The Supreme Court on Friday temporarily freed jailed Boeng Kak anti-eviction activist Yorm Bopha on bail, but sent her case back to the Court of Appeal to be reinvestigated.
During the hearing, which lasted 90 minutes, dozens of monks and several hundred supporters of the jailed activist, who spent 444 days in jail, rallied outside the Supreme Court building where they banged drums, gave speeches and marched in procession on the streets around the courthouse.
The noise was clearly audible inside the court where a panel of five judges took only 15 minutes to deliberate.
“The Supreme Court decides to temporarily release Yorm Bopha on bail and sends this case to the Appeal Court to reinvestigate and hear the case again,” presiding Judge Khim Pon told the packed courtroom.
He said there is enough evidence to prove Ms. Bopha’s brothers, Yorm Kanlong and Yorm Sith, beat two motorcycle taxi drivers, but in reference to Ms. Bopha’s involvement in the attack, he said “the Court of Appeal decided some right and some wrong.”
Ms. Bopha’s brothers are at large, but she was arrested, along with her husband, Luos Sakhorn, on September 4, 2012, and convicted of ordering the assault on the two men. Her husband was released.

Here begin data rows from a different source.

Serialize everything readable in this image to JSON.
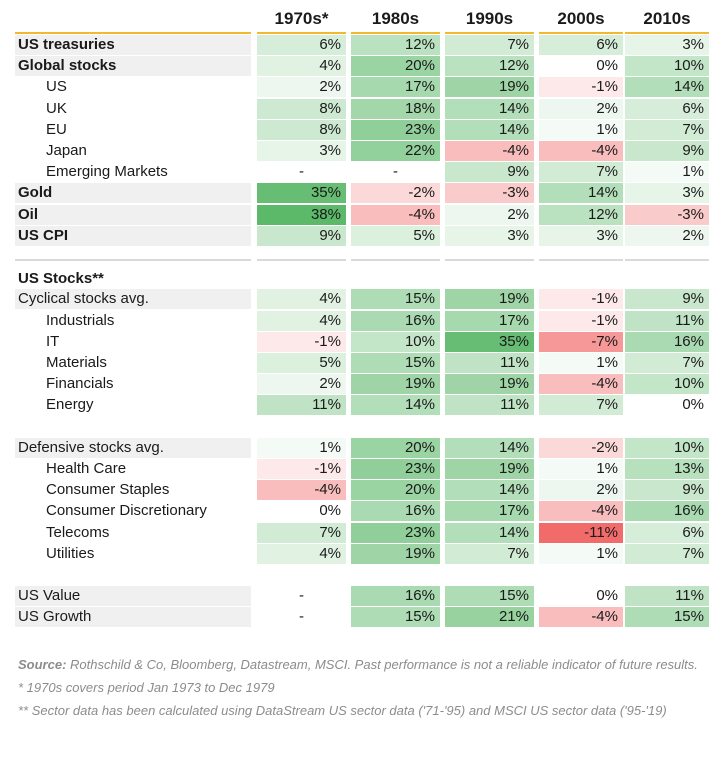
{
  "chart_data": {
    "type": "table",
    "columns": [
      "1970s*",
      "1980s",
      "1990s",
      "2000s",
      "2010s"
    ],
    "sections": [
      {
        "rows": [
          {
            "label": "US treasuries",
            "bold": true,
            "values": [
              "6%",
              "12%",
              "7%",
              "6%",
              "3%"
            ]
          },
          {
            "label": "Global stocks",
            "bold": true,
            "values": [
              "4%",
              "20%",
              "12%",
              "0%",
              "10%"
            ]
          },
          {
            "label": "US",
            "indent": true,
            "values": [
              "2%",
              "17%",
              "19%",
              "-1%",
              "14%"
            ]
          },
          {
            "label": "UK",
            "indent": true,
            "values": [
              "8%",
              "18%",
              "14%",
              "2%",
              "6%"
            ]
          },
          {
            "label": "EU",
            "indent": true,
            "values": [
              "8%",
              "23%",
              "14%",
              "1%",
              "7%"
            ]
          },
          {
            "label": "Japan",
            "indent": true,
            "values": [
              "3%",
              "22%",
              "-4%",
              "-4%",
              "9%"
            ]
          },
          {
            "label": "Emerging Markets",
            "indent": true,
            "values": [
              "-",
              "-",
              "9%",
              "7%",
              "1%"
            ]
          },
          {
            "label": "Gold",
            "bold": true,
            "values": [
              "35%",
              "-2%",
              "-3%",
              "14%",
              "3%"
            ]
          },
          {
            "label": "Oil",
            "bold": true,
            "values": [
              "38%",
              "-4%",
              "2%",
              "12%",
              "-3%"
            ]
          },
          {
            "label": "US CPI",
            "bold": true,
            "values": [
              "9%",
              "5%",
              "3%",
              "3%",
              "2%"
            ]
          }
        ]
      },
      {
        "title": "US Stocks**",
        "rows": [
          {
            "label": "Cyclical stocks avg.",
            "values": [
              "4%",
              "15%",
              "19%",
              "-1%",
              "9%"
            ]
          },
          {
            "label": "Industrials",
            "indent": true,
            "values": [
              "4%",
              "16%",
              "17%",
              "-1%",
              "11%"
            ]
          },
          {
            "label": "IT",
            "indent": true,
            "values": [
              "-1%",
              "10%",
              "35%",
              "-7%",
              "16%"
            ]
          },
          {
            "label": "Materials",
            "indent": true,
            "values": [
              "5%",
              "15%",
              "11%",
              "1%",
              "7%"
            ]
          },
          {
            "label": "Financials",
            "indent": true,
            "values": [
              "2%",
              "19%",
              "19%",
              "-4%",
              "10%"
            ]
          },
          {
            "label": "Energy",
            "indent": true,
            "values": [
              "11%",
              "14%",
              "11%",
              "7%",
              "0%"
            ]
          }
        ]
      },
      {
        "rows": [
          {
            "label": "Defensive stocks avg.",
            "values": [
              "1%",
              "20%",
              "14%",
              "-2%",
              "10%"
            ]
          },
          {
            "label": "Health Care",
            "indent": true,
            "values": [
              "-1%",
              "23%",
              "19%",
              "1%",
              "13%"
            ]
          },
          {
            "label": "Consumer Staples",
            "indent": true,
            "values": [
              "-4%",
              "20%",
              "14%",
              "2%",
              "9%"
            ]
          },
          {
            "label": "Consumer Discretionary",
            "indent": true,
            "values": [
              "0%",
              "16%",
              "17%",
              "-4%",
              "16%"
            ]
          },
          {
            "label": "Telecoms",
            "indent": true,
            "values": [
              "7%",
              "23%",
              "14%",
              "-11%",
              "6%"
            ]
          },
          {
            "label": "Utilities",
            "indent": true,
            "values": [
              "4%",
              "19%",
              "7%",
              "1%",
              "7%"
            ]
          }
        ]
      },
      {
        "rows": [
          {
            "label": "US Value",
            "values": [
              "-",
              "16%",
              "15%",
              "0%",
              "11%"
            ]
          },
          {
            "label": "US Growth",
            "values": [
              "-",
              "15%",
              "21%",
              "-4%",
              "15%"
            ]
          }
        ]
      }
    ],
    "colors": {
      "positive_max": "#5db96a",
      "negative_max": "#f26b6b",
      "neutral": "#ffffff",
      "label_shade": "#f0f0f0",
      "header_rule": "#f2b92f"
    }
  },
  "footnotes": {
    "source_label": "Source:",
    "source_text": " Rothschild & Co, Bloomberg, Datastream, MSCI. Past performance is not a reliable indicator of future results.",
    "note1": "* 1970s covers period Jan 1973 to Dec 1979",
    "note2": "** Sector data has been calculated using DataStream US sector data ('71-'95) and MSCI US sector data ('95-'19)"
  }
}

She was originally handed a three-year prison sentence, but the Appeal Court suspended it one year after upholding the verdict in June.
Human rights groups and fellow anti-eviction activists have long said the charges against Ms. Bopha are politically motivated and without substance. On Friday, those groups were measured in their responses to the court’s decision.

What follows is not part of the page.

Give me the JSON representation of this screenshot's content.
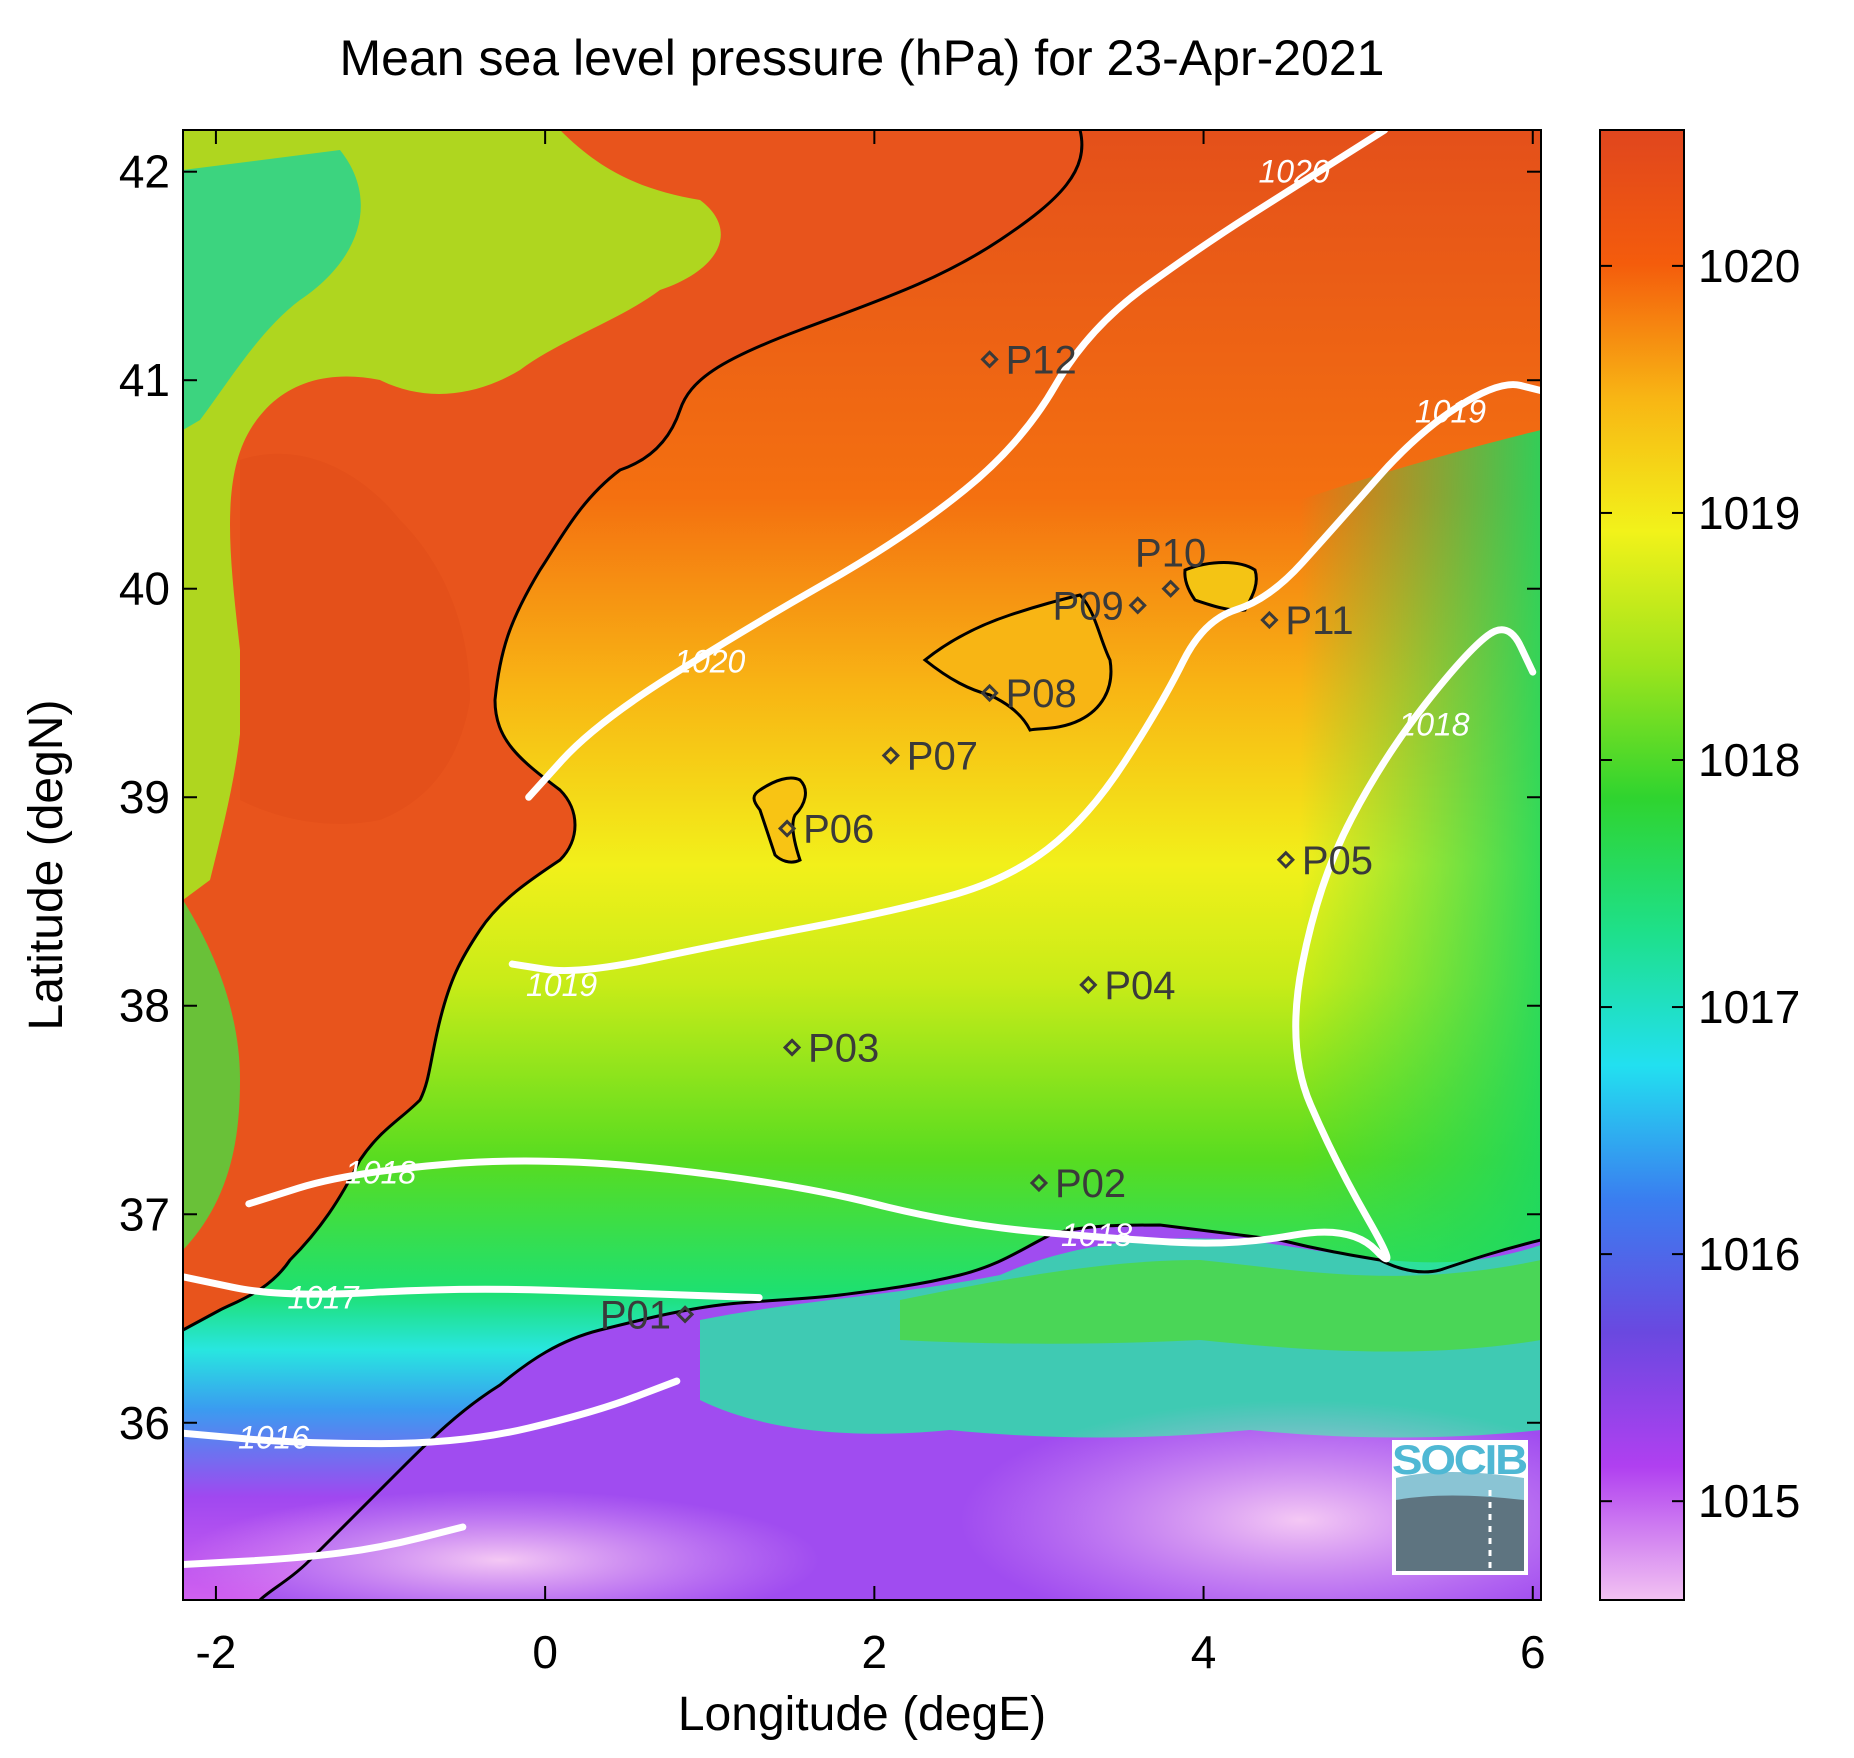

During the hearing, Ms. Bopha protested her innocence, claiming that she had not conspired to have the two men beaten, nor did she know what had happened.
The mother of one was visibly unhappy with the outcome of the hearing at the court, during which she had maintained her composure, occasionally turning around to smile at her supporters in the courtroom.

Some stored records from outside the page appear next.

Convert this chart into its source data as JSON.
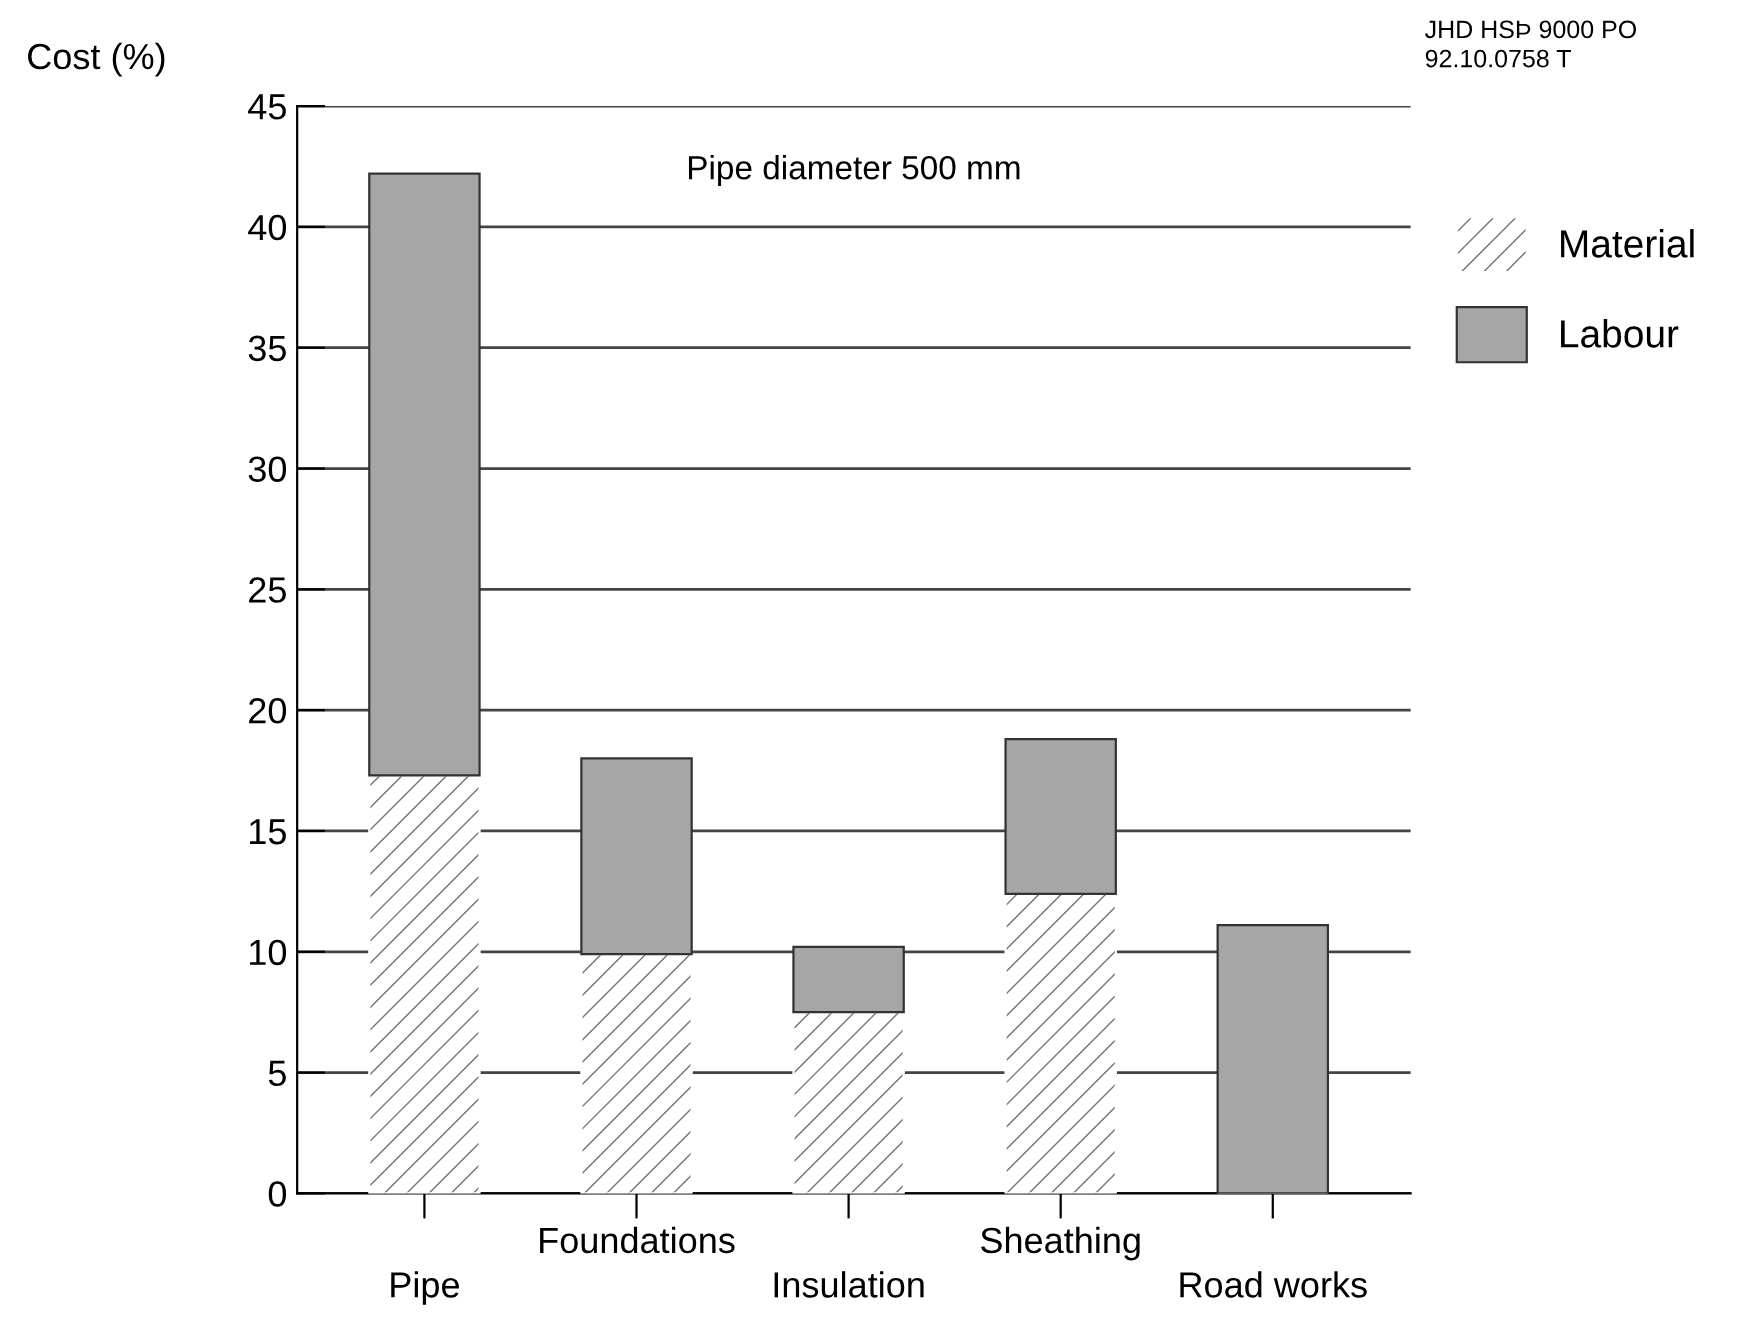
{
  "chart_data": {
    "type": "bar",
    "title": "Pipe diameter 500 mm",
    "ylabel": "Cost (%)",
    "annotations": [
      "JHD HSÞ 9000 PO",
      "92.10.0758 T"
    ],
    "categories": [
      "Pipe",
      "Foundations",
      "Insulation",
      "Sheathing",
      "Road works"
    ],
    "stacked": true,
    "series": [
      {
        "name": "Material",
        "color": "#ffffff",
        "values": [
          17.3,
          9.9,
          7.5,
          12.4,
          0
        ]
      },
      {
        "name": "Labour",
        "color": "#a6a6a6",
        "values": [
          24.9,
          8.1,
          2.7,
          6.4,
          11.1
        ]
      }
    ],
    "ylim": [
      0,
      45
    ],
    "yticks": [
      0,
      5,
      10,
      15,
      20,
      25,
      30,
      35,
      40,
      45
    ],
    "grid": "y",
    "legend": "top right"
  }
}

“I am disappointed with the Supreme Court’s decision,” she said after the verdict was read out.
“Even though I am free, my case is still before the court,” she said, adding that she is afraid of being rearrested and tried again like Born Samnang and Sok Sam Oeun, the two men wrongfully imprisoned for the murder of Free Trade Union leader Chea Vichea and only acquitted after they spent years in jail.
“I still demand that the court drop the whole charge, because I did not commit the crime,” she said.
After leaving the court, Ms. Bopha was bundled into a waiting police van and taken back to PJ Prison. She was finally released at 5:40 p.m. and about 100 Boeng Kak residents gathered outside the prison to celebrate her freedom.
Outside the court, the crowd erupted in a mixture of jubilation and anger on hearing the decision.
Boeng Kak activist Tep Vanny also had mixed feelings about the decision, saying that she was happy with the bail decision but frustrated that the case remains before the courts.
Rupert Abbott, researcher for Amnesty International in Cambodia, said Ms. Bopha, who Amnesty considers a prisoner of conscience, should never have been arrested in the first place.
“Amnesty International welcomes Yorm Bopha’s release today, but we’re disappointed that it’s only bail and that the case continues,” Mr. Abbott said.
“We are concerned that her case is quite symbolic of a trend in Cambodia, in which human rights defenders face harassment,” he said.
“The trend has to be reversed. Today is a day to celebrate, but we have to be measured in our happiness, because the result is not as much as we hoped for.”